Econometría (Economía)
5302 Econometría
Descrição
Resumo:The food-energy nexus has attracted great attention from policymakers, practitioners and academia since the food price crisis during the 2007-2008 Global Financial Crisis (GFC), and new policies that aim to increase ethanol production. This paper incorporates aggregate demand and alternative oil shocks to investigate the causal relationship between agricultural products and oil markets, which is a novel contribution. For the period January 2000 - July 2018, monthly spot prices of 15 commodities are examined, including Brent crude oil, biofuel-related agricultural commodities, and other agricultural commodities.
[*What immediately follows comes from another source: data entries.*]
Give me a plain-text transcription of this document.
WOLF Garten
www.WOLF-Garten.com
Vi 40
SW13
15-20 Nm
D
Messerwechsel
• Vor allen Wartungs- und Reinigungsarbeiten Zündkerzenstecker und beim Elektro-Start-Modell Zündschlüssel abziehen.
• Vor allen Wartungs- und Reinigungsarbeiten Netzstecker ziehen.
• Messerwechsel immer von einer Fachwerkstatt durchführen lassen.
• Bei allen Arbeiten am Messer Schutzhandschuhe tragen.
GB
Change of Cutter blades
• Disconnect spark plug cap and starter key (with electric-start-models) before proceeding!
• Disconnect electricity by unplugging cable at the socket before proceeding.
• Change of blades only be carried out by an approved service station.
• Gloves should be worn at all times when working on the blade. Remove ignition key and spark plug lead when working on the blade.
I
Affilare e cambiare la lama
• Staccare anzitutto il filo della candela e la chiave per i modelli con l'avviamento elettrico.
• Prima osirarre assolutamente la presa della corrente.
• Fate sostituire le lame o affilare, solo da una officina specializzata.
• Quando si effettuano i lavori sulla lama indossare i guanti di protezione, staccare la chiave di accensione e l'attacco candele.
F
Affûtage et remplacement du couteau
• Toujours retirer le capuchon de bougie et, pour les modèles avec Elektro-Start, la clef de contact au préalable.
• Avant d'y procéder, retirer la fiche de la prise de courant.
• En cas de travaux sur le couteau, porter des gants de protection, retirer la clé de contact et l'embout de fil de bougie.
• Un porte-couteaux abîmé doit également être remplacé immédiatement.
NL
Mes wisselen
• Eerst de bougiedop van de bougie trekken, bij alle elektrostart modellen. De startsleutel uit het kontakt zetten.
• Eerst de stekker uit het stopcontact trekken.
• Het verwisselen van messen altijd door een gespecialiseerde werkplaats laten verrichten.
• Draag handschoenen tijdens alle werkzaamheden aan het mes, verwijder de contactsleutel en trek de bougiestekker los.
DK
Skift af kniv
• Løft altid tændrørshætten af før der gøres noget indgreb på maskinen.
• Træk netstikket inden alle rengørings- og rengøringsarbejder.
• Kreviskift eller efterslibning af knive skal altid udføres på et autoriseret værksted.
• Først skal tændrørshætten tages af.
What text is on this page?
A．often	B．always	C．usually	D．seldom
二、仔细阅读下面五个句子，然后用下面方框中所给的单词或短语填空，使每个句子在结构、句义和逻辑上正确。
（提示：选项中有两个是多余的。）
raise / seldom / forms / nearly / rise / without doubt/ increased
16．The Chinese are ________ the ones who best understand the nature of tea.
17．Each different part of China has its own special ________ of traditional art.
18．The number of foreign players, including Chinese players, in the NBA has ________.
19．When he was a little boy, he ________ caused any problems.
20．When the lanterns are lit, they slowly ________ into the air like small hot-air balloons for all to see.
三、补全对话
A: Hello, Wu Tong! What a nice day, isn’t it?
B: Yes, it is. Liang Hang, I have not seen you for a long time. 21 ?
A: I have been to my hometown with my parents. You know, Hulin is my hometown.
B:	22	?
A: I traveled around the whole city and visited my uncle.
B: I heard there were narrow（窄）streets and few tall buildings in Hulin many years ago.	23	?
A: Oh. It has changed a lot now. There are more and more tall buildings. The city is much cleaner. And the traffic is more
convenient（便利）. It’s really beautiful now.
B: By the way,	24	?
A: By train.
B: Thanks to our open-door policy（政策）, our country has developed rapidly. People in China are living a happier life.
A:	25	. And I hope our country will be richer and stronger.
The sample is divided into three sub-periods, namely: (i) January 2000 - July 2006; (ii) August 2006 - April 2013; and (iii) May 2013 - July 2018. The Structural Vector Autoregressive (SVAR) model, impulse response functions, and variance decomposition technique are used to examine how the shocks to agricultural markets contribute to the variance of crude oil prices. The empirical findings from the paper indicate that not every oil shock contributes the same to agricultural price fluctuations, and similarly for the effects of aggregate demand shocks on the agricultural market. These results show that the crude oil market plays a major role in explaining fluctuations in the prices and associated volatility of agricultural commodities.